“Kardır yağan üstümüze geceden,
Yağmurlu, karanlık bir düşünceden,
Ormanın uğultusuyla birlikte
Ve dörtnala, dümdüz bir mavilikte
Kar yağıyor üstümüze inceden
…”
Ahmet Muhip Dıranas (“Kar”)
Amerikan ve İngiliz şirketler hukukunda, aslında esas olan “bir hisse, bir oy” (one share, one vote) kuralıdır. Bu kural, iyi kurumsal yönetişimin de temel ilkesidir.

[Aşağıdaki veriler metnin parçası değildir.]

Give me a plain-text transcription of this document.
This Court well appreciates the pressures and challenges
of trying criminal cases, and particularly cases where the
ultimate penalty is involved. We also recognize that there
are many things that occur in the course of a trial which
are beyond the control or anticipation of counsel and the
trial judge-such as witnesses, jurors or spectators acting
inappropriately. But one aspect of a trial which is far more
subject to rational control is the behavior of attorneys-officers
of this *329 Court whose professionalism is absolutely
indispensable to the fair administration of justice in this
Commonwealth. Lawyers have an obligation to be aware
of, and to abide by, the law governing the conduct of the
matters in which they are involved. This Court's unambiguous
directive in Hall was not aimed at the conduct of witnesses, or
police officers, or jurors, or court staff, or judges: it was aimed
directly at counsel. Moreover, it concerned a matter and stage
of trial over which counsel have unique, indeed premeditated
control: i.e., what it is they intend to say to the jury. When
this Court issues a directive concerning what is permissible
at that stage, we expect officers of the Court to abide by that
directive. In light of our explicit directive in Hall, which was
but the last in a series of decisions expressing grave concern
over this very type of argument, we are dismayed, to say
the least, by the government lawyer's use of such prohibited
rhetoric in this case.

Bir şirket, halktan para toplamak için sermaye piyasalarını kullandığında, esasen bu yatırımcıların elindeki hisselerin büyüklüğü ile orantılı olarak oy kullanma hakları olmalıdır. Zaten, eşit oy hakkına sahip tek bir adi hisse senedi sınıfı, yönetim kurulunun tüm hissedarlara karşı sorumlu olmasını da sağlamaktadır.

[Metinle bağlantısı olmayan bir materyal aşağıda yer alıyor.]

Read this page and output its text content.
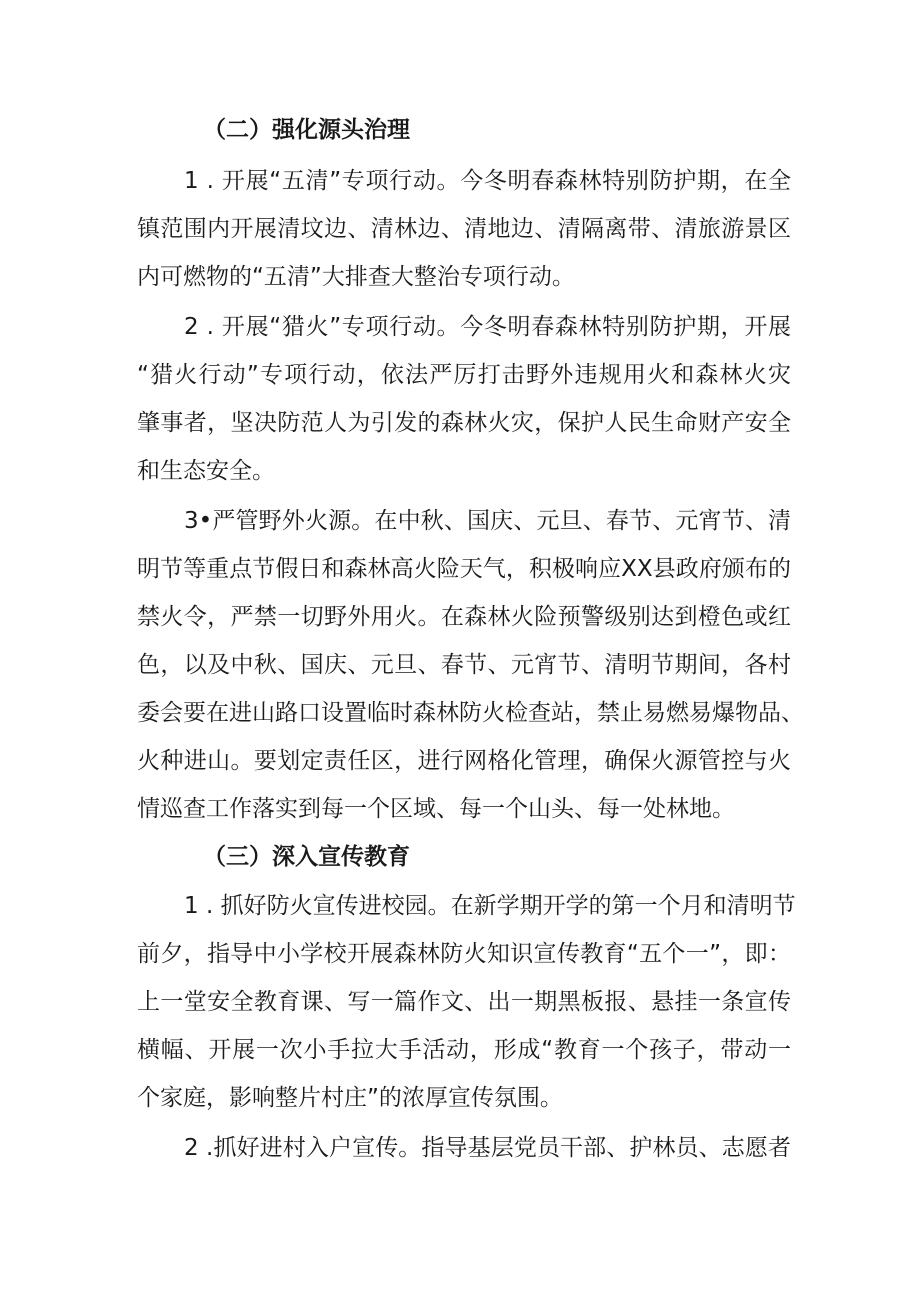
（二）强化源头治理
1 . 开展“五清”专项行动。今冬明春森林特别防护期，在全
镇范围内开展清坟边、清林边、清地边、清隔离带、清旅游景区
内可燃物的“五清”大排查大整治专项行动。
2 . 开展“猎火”专项行动。今冬明春森林特别防护期，开展
“猎火行动”专项行动，依法严厉打击野外违规用火和森林火灾
肇事者，坚决防范人为引发的森林火灾，保护人民生命财产安全
和生态安全。
3•严管野外火源。在中秋、国庆、元旦、春节、元宵节、清
明节等重点节假日和森林高火险天气，积极响应XX县政府颁布的
禁火令，严禁一切野外用火。在森林火险预警级别达到橙色或红
色，以及中秋、国庆、元旦、春节、元宵节、清明节期间，各村
委会要在进山路口设置临时森林防火检查站，禁止易燃易爆物品、
火种进山。要划定责任区，进行网格化管理，确保火源管控与火
情巡查工作落实到每一个区域、每一个山头、每一处林地。
（三）深入宣传教育
1 . 抓好防火宣传进校园。在新学期开学的第一个月和清明节
前夕，指导中小学校开展森林防火知识宣传教育“五个一”，即：
上一堂安全教育课、写一篇作文、出一期黑板报、悬挂一条宣传
横幅、开展一次小手拉大手活动，形成“教育一个孩子，带动一
个家庭，影响整片村庄”的浓厚宣传氛围。
2 .抓好进村入户宣传。指导基层党员干部、护林员、志愿者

Amerika Birleşik Devletleri’ndeki (ABD) halka açık şirketlerin (public companies) büyük çoğunluğu (yaklaşık olarak yüzde 90), tek bir oy hakkı sınıfına sahip olmasına rağmen, son yıllarda halka açılan ABD şirketlerinin artan bir kısmının, farklı oy haklarına sahip birden fazla sınıf adi hisse senedine (common stock) sahip oldukları gözlenmiştir. 2021 yılının ilk yarısında halka açılan ABD şirketlerinin yaklaşık dörtte biri (%24), halka açılmayı çift sınıflı hisse yapısıyla gerçekleştirmiştir.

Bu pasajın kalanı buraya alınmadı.